United Arab Emirates (UAE) Will Leave OPEC

After 6 decades of being a member of OPEC, UAE announced they will be leaving the oil cartel on May 1, 2026. The UAE represents the third largest producer of oil in the cartel that is led by its de facto leader Saudi Arabia, and represents a huge blow since OPEC will have far less leverage to control oil prices whenever things get back to normal in the region.

UAE’s energy ministry mentioned that leaving OPEC would give it greater flexibility to respond to a “new energy age” in line with its “long-term strategic and economic vision”. I just think of it as fancy PR for stating they can be in charge of their own production limits and pricing (especially whenever things get back to normal).

This move comes amidst the Iran War which is on the verge of causing a global energy crisis and global economic meltdown. Over the last few years, there had been rumors of the UAE leaving (there have been policy disagreements with OPEC behind the scenes in the past), but they were all rebuffed. In terms of timing this exit while oil prices on the rise, it probably made sense for them to do so now.

The UAE last week did their own “power play” by warning the U.S. about the ongoing Iran War (reminding they started it), weighing on USD denominated revenue, where they may be forced to use the Chinese Yuan for oil transactions if they begin running low on USD. Oil has long been arbitraged in USD (petrodollar) when Saudi Arabia decided in the 1970’s to export oil in USD (which has long been considered a stable currency) which established it as the standard currency for global oil trade.

That premise is being challenged (not helped by how the U.S. is conducting itself in this war and with allies around the world). Moving away from the USD by oil producers in the region would represent a major threat to the dollar as the world reserve currency. UAE’s central bank chief raised the idea of a currency-swap line with Treasury Department and Federal Reserve officials during meetings in Washington, D.C., last week.

Experts however are split on the petrodollar losing its standing to something like the Chinese Yuan. One analyst mentioned the following:

“Damage to Gulf economies could encourage an unwind in their foreign asset savings,” they said. “In this context, reports that the passage for ships through the Strait of Hormuz may be granted in exchange for oil payments in yuan should be closely followed. The conflict could be remembered as a key catalyst for erosion in petrodollar dominance, and the beginnings of the petroyuan.”

Any loss of the dollar’s “exorbitant privilege” would also ripple through other areas of global finance, including the bond market. Thanks to the dollar’s status as the world’s reserve currency, the federal government has long been able to issue debt at rates lower than investors would otherwise allow.

Others don’t believe the USD’s dominance will see much impact pointing out how it would need to be de-coupled in so many different areas:

Those include the depth, breadth, and liquidity of U.S. financial markets as well as the freedom to move money across U.S. borders virtually unimpeded.

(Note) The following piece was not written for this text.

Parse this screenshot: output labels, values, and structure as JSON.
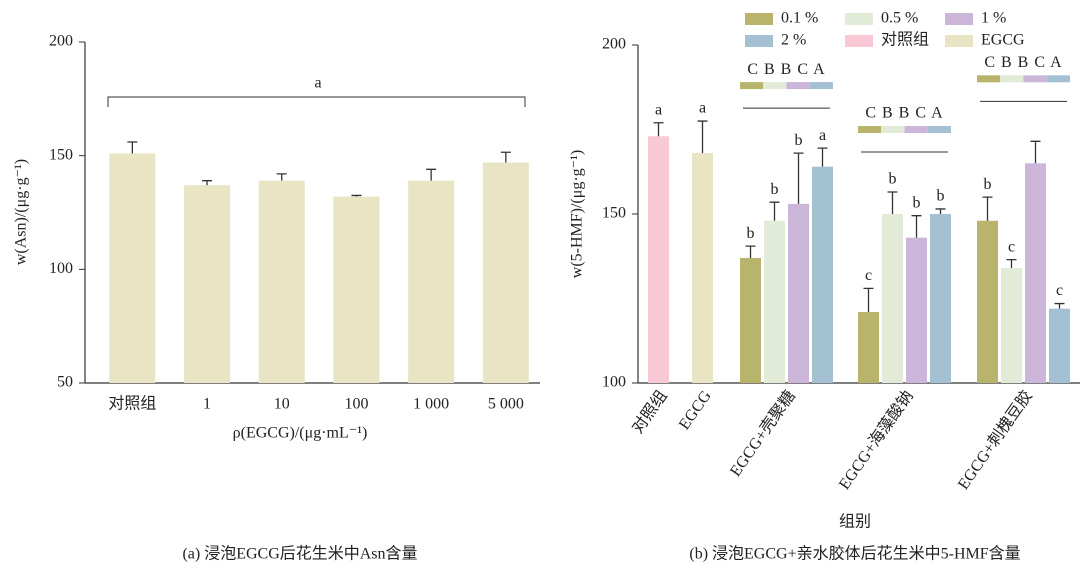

“It accounts for well over half of foreign currency reserves held by central banks, and a similar share of export invoices for cross-border trade, as well as international bank loans and bond issuance. Network effects entrench its status; everybody has an incentive to use the dollar because so many others do.”

Myself? I think it will depend on how insufferable the U.S. ends up becoming under a prolonged kakistocracy. Its usual allies are already doing partnerships with other countries on their own while some are moving away from using U.S. based tech companies and/or creating alternatives since the underlying premise is the U.S. is no longer a reliable partner.

The U.S. gave up its soft power in those massive DOGE cuts in 2025 (USAID being a huge one). China has been filling that void. And whether or not one believes the propaganda or not regarding China’s lead in renewable energy initiatives, that could have impacts in the future. By many accounts, BYD (in terms of EV vehicles) is ahead of anything the U.S. has (I personally cannot say either way since it isn’t something I’ve paid much attention to).

None of this change happens overnight (it’s just inertia). Similarly, unwinding and de-coupling from the USD would also take a bit of time. But once its status of reliability is eroded, there will be no turning back because all of that debt being held by countries like China and Japan, would lose its desirability (and dumping them would put that upwards pressure on the yield curve, costing the U.S. economically).